Monday, Nov. 06, 1939

Bessarabia and Breakfast

An air of gathering crisis hung stormily over Bucharest last week and Rumanians learned what it was to face a war of nerves. Abruptly called home for a diplomatic council of war were the Kingdom's envoys to Turkey, Greece, Yugoslavia, Bulgaria. Of these, astute Vasile Stoica, Ambassador to Turkey, had most to contribute to the question which last week preoccupied all Eastern European statesmen: Will the Soviet Union, fresh from sharing in the partition of Poland and successful in extending "spheres of influence" over the Baltic States, now attempt similar expansionist moves in the Balkans?

Ambassador Stoica had just conferred in Ankara with Turkish Foreign Minister Shokru Saracoglu, who in turn had just returned from nearly a month of desultory negotiations in Moscow with Foreign Commissar Viacheslav M. Molotov, negotiations which finally collapsed. When he went to Moscow, Mr. Saracoglu was believed to be acting not only for Turkey but also as "honest broker" for Rumania in the touchy question of Bessarabia, the rich province which Rumania seized from Russia in 1918. Last week, after King Carol had received full particulars of what Ambassador Stoica had been able to learn from the Turkish Foreign Minister, Bucharest bigwigs gloomed and the New York Times's correspondent observed that "the news Stoica brought from Ankara is not good."

Soviet Russia's first move, according to the best information correspondents could get, would not be to seize Bessarabia but to give Bulgaria strong support to demand from Rumania the return of Dobruja. Dobruja is a province that Bulgaria lost to Rumania in 1913. Bulgaria has undertaken to barter almost her whole exportable surplus of raw materials to Germany, thus is economically to a great extent under Adolf Hitler's thumb, and the Balkans feared that Russia and Germany would try a "pressure pincers" on Rumania. King Carol, alarmed, conferred with Rumanian political leaders of all parties in an effort to get "national union" support for the Cabinet of Premier Dr. Constantin Argetoianu, formed after the assassination last month of Premier Armand ("Little Hercules") Calinescu by Rumanian Nazis.

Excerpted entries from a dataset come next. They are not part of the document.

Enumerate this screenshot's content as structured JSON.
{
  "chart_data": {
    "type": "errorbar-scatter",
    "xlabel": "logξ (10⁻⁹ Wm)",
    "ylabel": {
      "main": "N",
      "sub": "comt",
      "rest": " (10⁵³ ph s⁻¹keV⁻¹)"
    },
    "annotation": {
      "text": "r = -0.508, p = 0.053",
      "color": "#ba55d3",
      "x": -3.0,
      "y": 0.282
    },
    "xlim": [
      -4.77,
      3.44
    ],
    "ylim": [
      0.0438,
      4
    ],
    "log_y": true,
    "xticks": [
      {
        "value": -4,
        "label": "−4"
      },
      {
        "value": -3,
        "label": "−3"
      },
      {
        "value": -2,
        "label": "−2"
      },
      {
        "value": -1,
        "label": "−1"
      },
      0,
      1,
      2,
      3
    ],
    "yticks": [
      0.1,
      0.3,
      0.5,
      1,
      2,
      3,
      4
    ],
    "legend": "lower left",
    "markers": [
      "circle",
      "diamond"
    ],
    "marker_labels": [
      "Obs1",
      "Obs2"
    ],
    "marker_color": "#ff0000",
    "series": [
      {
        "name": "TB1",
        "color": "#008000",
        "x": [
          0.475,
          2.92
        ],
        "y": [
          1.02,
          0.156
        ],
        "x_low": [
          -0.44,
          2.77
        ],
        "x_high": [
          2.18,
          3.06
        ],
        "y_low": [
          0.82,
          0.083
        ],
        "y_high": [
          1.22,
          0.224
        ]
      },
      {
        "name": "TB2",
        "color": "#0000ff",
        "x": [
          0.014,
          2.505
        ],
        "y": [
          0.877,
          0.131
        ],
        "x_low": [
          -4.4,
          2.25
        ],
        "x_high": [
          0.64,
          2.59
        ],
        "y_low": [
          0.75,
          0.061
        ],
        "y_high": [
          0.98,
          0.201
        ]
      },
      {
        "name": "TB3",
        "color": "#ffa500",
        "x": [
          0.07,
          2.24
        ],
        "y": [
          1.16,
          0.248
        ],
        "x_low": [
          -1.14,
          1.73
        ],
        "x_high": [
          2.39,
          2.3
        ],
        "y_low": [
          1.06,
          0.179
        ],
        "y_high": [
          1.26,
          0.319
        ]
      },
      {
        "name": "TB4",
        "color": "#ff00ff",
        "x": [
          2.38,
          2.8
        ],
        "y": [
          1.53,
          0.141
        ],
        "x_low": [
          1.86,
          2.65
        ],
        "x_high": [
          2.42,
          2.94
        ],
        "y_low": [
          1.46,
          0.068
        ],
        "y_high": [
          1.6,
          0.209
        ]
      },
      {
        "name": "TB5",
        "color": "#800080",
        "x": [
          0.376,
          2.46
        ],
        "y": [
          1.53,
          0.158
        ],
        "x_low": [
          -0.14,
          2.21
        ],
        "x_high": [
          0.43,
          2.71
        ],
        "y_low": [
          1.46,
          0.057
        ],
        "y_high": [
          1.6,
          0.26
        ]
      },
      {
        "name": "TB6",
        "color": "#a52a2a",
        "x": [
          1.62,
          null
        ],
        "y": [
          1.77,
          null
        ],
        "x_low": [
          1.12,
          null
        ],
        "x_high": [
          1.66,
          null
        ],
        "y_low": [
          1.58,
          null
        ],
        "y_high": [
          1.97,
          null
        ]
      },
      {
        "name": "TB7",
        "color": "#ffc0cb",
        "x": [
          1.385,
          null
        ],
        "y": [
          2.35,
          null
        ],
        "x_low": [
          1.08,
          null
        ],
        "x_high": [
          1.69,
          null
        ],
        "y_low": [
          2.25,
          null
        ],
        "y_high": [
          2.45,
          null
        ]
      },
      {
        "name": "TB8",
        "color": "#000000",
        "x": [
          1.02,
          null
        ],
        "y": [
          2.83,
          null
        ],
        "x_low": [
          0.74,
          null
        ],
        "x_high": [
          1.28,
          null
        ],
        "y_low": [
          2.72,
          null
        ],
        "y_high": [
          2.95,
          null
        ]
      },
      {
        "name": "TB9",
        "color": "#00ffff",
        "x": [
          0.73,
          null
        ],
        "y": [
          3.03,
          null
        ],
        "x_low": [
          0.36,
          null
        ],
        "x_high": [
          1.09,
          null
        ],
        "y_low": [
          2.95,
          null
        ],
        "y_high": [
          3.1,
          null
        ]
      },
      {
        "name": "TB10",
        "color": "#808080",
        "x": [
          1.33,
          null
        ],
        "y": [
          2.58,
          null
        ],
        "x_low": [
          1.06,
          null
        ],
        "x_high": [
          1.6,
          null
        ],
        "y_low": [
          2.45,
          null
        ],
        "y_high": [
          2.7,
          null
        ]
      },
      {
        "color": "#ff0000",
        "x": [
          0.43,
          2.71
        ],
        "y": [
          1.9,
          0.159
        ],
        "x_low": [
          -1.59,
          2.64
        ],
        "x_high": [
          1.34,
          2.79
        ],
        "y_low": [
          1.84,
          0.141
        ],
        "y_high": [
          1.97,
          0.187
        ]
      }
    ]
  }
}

His Majesty, while busy with such grave matters of State, snatched time to give a birthday breakfast party at 8 a.m. to Crown Prince Mihai. Cake is sometimes eaten for breakfast in Rumania, and Mihai sat down to steaming coffee and a cake with 18 candles. He is thus of age and under the Rumanian Constitution automatically became a Senator, as do all crown princes of the Rumanian Royal Family on attaining their majority.

Senator Mihai's star birthday present was an $18,000 Mercedes-Benz sport car capable of 115 m.p.h. King Carol also gave Mihai's girl friend a decoration. The Order of Cultural Merit went to Helen Malxa, attractive and always well-chaperoned daughter of one of Rumania's richest industrialists. Anxious to damp scandal, Court functionaries maintained last week that the "platonic summer romance" of Mihai and Helen is now over. A few months ago they claimed that "His Royal Highness and Miss Malxa have never met."

The Crown Prince, now that he is of age. will have a separate palace of his own for the first time, may possibly step out, but most people who know him well say that Senator Mihai is serious-minded to the point of boredom.